Esto implica enseñarles a los estudiantes que el aprendizaje no es un destino, sino un camino. La IA puede ser un recurso en ese camino, pero no debe reemplazar a la reflexión, la experimentación ni el error, que son pilares fundamentales del crecimiento intelectual.
La IA no debe reemplazar “la cabeza” del alumno. Enseñarles a usar la tecnología de manera ética y responsable también es enseñarles a respetar su propio desarrollo cognitivo.

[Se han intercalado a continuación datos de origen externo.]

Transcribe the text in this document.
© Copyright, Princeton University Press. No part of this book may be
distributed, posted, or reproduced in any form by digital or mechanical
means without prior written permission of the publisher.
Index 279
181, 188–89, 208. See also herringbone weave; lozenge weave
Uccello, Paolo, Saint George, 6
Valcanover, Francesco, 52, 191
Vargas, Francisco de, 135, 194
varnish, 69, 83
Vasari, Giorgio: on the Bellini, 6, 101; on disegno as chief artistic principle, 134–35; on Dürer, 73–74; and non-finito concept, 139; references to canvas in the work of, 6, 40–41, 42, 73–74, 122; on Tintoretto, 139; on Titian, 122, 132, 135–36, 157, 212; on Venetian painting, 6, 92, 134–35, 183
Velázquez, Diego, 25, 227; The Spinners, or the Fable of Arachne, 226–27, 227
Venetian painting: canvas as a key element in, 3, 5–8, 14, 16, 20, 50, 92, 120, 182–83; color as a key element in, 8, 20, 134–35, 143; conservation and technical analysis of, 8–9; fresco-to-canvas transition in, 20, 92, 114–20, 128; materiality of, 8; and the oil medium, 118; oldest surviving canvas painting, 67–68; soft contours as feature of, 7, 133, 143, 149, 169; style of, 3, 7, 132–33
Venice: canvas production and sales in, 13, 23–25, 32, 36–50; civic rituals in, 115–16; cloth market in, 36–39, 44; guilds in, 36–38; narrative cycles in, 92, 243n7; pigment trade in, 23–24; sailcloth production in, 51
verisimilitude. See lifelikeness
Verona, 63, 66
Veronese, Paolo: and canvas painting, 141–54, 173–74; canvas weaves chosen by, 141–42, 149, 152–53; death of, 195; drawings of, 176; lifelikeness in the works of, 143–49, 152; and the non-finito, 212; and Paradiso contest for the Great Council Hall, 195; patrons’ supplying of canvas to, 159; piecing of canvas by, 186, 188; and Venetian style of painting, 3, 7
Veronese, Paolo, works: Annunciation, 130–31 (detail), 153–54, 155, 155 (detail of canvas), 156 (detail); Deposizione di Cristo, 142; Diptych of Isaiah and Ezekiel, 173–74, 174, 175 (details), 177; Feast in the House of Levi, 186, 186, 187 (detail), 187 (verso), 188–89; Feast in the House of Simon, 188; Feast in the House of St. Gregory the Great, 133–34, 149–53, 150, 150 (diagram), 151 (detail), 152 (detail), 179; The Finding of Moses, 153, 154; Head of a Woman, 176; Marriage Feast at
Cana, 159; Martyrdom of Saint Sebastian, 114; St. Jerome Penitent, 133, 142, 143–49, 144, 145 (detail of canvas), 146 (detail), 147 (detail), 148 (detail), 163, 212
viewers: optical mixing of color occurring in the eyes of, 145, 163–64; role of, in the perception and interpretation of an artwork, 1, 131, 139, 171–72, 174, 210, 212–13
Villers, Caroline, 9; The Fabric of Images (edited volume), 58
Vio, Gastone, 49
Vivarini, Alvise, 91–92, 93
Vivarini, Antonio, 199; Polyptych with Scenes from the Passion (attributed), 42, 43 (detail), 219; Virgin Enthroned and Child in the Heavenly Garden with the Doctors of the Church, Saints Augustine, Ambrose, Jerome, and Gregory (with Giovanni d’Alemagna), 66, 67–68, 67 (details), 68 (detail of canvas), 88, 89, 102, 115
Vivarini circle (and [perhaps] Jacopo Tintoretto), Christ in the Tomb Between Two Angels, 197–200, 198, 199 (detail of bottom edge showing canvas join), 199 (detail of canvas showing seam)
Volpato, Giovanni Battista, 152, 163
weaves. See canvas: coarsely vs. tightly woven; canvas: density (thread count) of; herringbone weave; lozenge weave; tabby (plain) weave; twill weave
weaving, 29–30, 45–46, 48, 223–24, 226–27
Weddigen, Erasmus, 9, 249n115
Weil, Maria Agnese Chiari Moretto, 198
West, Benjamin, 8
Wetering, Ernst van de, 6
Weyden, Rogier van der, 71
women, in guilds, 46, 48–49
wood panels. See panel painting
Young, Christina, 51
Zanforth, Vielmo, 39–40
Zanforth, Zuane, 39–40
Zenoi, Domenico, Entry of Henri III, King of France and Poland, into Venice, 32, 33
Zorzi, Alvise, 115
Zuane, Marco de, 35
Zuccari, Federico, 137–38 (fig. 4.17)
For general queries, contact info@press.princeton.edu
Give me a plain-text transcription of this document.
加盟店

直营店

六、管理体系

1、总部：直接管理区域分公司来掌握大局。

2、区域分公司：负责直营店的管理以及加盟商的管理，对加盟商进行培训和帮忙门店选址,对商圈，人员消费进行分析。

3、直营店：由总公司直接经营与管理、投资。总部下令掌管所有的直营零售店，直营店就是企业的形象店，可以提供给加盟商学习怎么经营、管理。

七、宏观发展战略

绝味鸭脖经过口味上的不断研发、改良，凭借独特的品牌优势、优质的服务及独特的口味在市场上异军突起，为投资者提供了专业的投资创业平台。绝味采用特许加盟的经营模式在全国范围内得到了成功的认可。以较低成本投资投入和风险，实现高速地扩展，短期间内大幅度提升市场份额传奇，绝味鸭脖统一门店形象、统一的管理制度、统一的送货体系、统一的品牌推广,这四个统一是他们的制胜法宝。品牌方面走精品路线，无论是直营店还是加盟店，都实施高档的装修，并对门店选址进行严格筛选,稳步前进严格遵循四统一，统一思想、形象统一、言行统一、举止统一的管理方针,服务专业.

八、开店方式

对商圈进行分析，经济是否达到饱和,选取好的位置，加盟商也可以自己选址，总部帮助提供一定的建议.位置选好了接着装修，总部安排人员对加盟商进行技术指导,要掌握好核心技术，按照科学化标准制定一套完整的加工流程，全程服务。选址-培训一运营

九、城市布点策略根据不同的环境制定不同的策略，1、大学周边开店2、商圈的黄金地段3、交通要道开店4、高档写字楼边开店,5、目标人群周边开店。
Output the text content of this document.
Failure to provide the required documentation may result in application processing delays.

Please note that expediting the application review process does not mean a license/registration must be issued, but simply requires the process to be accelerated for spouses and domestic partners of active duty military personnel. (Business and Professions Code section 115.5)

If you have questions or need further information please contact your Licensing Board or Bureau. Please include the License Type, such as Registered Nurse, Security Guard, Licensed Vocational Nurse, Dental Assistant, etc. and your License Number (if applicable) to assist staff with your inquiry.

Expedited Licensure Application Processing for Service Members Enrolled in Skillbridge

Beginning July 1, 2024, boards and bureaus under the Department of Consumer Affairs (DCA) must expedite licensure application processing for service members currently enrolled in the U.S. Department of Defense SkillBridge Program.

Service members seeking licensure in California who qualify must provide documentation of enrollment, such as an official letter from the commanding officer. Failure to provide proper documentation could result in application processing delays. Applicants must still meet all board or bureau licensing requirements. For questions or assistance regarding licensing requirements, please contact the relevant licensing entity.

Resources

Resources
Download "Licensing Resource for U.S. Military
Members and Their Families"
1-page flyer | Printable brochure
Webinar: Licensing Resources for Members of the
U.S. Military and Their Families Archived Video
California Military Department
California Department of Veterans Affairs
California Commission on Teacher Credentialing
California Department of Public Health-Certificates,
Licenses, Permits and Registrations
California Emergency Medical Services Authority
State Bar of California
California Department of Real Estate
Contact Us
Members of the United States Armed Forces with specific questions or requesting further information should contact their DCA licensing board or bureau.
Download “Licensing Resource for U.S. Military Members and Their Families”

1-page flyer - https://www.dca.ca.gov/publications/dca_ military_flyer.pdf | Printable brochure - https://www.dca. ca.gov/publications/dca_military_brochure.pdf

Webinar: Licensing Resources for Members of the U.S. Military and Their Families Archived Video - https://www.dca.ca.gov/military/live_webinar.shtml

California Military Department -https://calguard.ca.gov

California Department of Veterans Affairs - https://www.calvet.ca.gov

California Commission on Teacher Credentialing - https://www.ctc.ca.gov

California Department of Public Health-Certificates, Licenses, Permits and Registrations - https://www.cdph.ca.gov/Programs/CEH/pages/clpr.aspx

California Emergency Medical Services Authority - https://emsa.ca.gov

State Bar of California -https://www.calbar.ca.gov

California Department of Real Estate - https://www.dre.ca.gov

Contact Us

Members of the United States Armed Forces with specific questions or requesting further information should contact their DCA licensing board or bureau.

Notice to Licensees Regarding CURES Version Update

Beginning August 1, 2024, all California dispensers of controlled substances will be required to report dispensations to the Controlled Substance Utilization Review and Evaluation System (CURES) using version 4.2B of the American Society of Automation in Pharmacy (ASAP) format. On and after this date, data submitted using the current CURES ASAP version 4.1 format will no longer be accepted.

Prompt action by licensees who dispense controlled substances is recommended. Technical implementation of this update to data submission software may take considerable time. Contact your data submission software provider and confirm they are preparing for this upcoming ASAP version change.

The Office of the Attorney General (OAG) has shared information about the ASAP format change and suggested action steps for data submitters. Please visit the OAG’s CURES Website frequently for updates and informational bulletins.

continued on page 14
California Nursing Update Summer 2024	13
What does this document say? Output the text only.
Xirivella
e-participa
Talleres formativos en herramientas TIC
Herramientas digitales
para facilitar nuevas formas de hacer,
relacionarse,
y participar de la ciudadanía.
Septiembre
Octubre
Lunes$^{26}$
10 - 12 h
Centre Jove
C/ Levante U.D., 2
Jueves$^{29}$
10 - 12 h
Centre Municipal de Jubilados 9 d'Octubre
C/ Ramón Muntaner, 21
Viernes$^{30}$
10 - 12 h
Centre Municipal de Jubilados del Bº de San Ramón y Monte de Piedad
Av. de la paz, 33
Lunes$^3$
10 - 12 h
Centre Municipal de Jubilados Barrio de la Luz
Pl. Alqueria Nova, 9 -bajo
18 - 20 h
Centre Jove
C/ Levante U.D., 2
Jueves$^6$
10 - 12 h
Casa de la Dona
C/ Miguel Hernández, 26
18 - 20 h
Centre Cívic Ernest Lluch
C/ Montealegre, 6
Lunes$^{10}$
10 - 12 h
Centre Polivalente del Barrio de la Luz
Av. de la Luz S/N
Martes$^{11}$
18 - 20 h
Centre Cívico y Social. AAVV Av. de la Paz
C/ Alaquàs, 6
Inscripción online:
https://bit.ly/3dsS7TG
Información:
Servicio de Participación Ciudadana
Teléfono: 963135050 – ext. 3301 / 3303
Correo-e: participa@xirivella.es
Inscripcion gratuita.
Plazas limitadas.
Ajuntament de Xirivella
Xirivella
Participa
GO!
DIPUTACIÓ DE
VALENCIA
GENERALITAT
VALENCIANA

El peligro no está en la tecnología en sí, sino en cómo la usamos. Si todo lo delegamos a las máquinas, perdemos la oportunidad de ejercitar nuestra mente. Y, como cualquier músculo, el cerebro necesita ejercicio para mantenerse en forma. Pensar menos no es pensar mejor. Por eso, es fundamental que los espacios educativos fomenten tanto la reflexión como la acción. La tecnología puede ser una aliada para simplificar tareas mecánicas y dejar más tiempo para lo verdaderamente importante: cuestionar, innovar y construir.
El aula no debería ser un lugar donde los estudiantes simplemente reproduzcan información o cumplan con tareas. Debería ser un laboratorio de ideas, donde la tecnología sea una herramienta más, no la protagonista. Y eso requiere que los docentes también se formen en el uso crítico de estas herramientas, para que puedan guiar a sus estudiantes de manera efectiva.
La inteligencia artificial está aquí para quedarse, y el aula no es una excepción. En lugar de temerle o prohibirla, debemos aprender a integrarla de manera consciente. Esto implica enseñarles a los estudiantes a usarla como un apoyo, no como un sustituto, y a valorar el proceso de aprendizaje por encima del resultado inmediato.